Ich will gar nicht daran denken, wie es ausgegangen wäre, wenn ich mich an den Kosten hätte beteiligen müssen, weil ich mich nicht gut genug um meine Gesundheit bemüht hätte oder die Erfolgsaussichten einer Wiedereingliederung in den Berufsalltag nicht hoch gewesen wären. Und nicht zu vergessen: wie ich die Reha-Maßnahmen hätte überstehen können, wäre ich nicht vorher schon einigermaßen sportlich gewesen.

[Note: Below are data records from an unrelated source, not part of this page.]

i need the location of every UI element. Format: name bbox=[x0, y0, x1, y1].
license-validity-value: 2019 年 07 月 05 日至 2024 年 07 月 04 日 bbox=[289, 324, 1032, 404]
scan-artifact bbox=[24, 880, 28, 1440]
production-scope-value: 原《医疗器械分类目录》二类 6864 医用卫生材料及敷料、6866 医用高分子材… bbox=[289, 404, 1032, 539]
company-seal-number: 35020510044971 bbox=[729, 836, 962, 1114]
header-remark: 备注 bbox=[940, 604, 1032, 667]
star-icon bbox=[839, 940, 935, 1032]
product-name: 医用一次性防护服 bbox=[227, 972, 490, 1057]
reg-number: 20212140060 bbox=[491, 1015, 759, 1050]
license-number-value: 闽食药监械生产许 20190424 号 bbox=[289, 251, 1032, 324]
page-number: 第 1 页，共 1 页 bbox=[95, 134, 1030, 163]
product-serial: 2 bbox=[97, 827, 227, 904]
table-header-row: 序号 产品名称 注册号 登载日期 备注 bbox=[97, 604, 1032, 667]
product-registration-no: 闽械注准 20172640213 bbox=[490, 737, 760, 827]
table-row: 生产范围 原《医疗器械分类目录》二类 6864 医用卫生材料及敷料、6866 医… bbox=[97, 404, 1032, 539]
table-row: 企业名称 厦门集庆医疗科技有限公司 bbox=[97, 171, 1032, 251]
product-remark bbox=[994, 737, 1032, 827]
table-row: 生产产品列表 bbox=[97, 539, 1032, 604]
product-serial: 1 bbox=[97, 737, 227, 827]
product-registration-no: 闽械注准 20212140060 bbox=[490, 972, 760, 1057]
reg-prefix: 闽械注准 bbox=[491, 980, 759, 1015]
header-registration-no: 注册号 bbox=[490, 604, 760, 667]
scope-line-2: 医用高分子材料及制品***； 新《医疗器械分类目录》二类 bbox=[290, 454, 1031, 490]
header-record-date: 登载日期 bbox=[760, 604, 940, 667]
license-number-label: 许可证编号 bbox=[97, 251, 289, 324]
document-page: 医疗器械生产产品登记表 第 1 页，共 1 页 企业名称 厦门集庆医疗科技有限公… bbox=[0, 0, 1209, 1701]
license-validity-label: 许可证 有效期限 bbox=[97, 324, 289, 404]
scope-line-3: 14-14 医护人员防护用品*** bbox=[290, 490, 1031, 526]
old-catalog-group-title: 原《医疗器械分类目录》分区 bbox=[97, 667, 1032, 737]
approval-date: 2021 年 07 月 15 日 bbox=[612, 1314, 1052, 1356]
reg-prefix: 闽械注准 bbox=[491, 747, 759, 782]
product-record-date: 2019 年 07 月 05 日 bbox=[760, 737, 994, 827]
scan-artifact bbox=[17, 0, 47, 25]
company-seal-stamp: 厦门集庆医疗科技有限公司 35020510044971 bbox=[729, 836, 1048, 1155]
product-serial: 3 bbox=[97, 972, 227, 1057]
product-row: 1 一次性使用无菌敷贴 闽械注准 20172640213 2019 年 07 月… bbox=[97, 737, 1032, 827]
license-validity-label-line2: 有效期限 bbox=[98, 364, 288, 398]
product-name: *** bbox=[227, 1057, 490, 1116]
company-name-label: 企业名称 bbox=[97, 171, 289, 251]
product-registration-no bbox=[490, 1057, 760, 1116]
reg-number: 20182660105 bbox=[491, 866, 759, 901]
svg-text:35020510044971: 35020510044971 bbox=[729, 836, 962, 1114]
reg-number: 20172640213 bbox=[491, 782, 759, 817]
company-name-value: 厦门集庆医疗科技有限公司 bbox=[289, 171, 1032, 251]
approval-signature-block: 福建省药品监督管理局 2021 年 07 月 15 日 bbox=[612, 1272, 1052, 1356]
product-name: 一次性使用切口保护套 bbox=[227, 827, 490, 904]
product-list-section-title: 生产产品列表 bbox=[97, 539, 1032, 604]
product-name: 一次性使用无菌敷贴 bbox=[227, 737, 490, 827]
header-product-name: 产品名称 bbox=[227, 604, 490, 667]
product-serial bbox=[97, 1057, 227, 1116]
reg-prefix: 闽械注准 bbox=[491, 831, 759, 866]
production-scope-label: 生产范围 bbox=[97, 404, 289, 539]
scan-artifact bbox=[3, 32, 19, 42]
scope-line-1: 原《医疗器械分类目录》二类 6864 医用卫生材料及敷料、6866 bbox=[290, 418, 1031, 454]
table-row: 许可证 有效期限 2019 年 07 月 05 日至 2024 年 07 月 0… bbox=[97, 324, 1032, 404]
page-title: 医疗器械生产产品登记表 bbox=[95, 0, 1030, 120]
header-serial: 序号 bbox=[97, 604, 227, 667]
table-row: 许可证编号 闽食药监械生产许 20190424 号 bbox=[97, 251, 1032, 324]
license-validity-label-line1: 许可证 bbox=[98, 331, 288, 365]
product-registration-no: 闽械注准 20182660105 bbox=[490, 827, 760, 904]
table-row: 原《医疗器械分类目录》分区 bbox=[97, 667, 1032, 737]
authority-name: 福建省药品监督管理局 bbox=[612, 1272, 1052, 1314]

Als ich nach qualvollen Monaten harten Physiotrainings und speziell zusammengestellter, nicht gerade leckerer Aufbaukost mühsam zu meinem alten Lebensstandard zurückfand, wollte ich natürlich dort weitermachen, wo ich aufgehört hatte. Schließlich war ich physisch geheilt und wieder ausreichend fit. Außer der dünnen Metallplatte, die meine Schädeldecke stabilisierte, war ich ganz der alte, so dass im Grunde nichts dagegen sprach.
Dachte ich.
1
Während ich wieder einmal über jenen schicksalhaften Tag in meiner Vergangenheit sinnierte, wartete ich in der Schlange an der Supermarktkasse. Das war inzwischen äußerst ungewöhnlich, da man üblicherweise per Funk die Waren scannte und bargeldlos bezahlte. Wahrscheinlich hatte irgendwer nicht mehr genügend Guthaben auf seinem Chip oder kein Smartphone dabei, so dass eine echte Kassiererin in Aktion treten musste.
Ich seufzte und sah auf meine Uhr. 19:20 Uhr. Keine neuen Mails. Mittwoch, 17.03., mit einer Regenwahrscheinlichkeit von 45% bei aktuellen 12 Grad Celsius und bewölktem Himmel. Durch die Warterei wechselte meine Herzfrequenz in den gelben Bereich, weshalb die Wetterinformationen zugunsten einer entsprechenden Warnmeldung ausgeblendet wurden. Da ich mich nicht im Fitness-Modus befand, registrierte das System meine erhöhten Werte als alarmierend. Mich beunruhigte das aber keineswegs, denn ich hasste unnötiges Warten und führte meine gesteigerte Herzfrequenz auf meine Ungeduld zurück.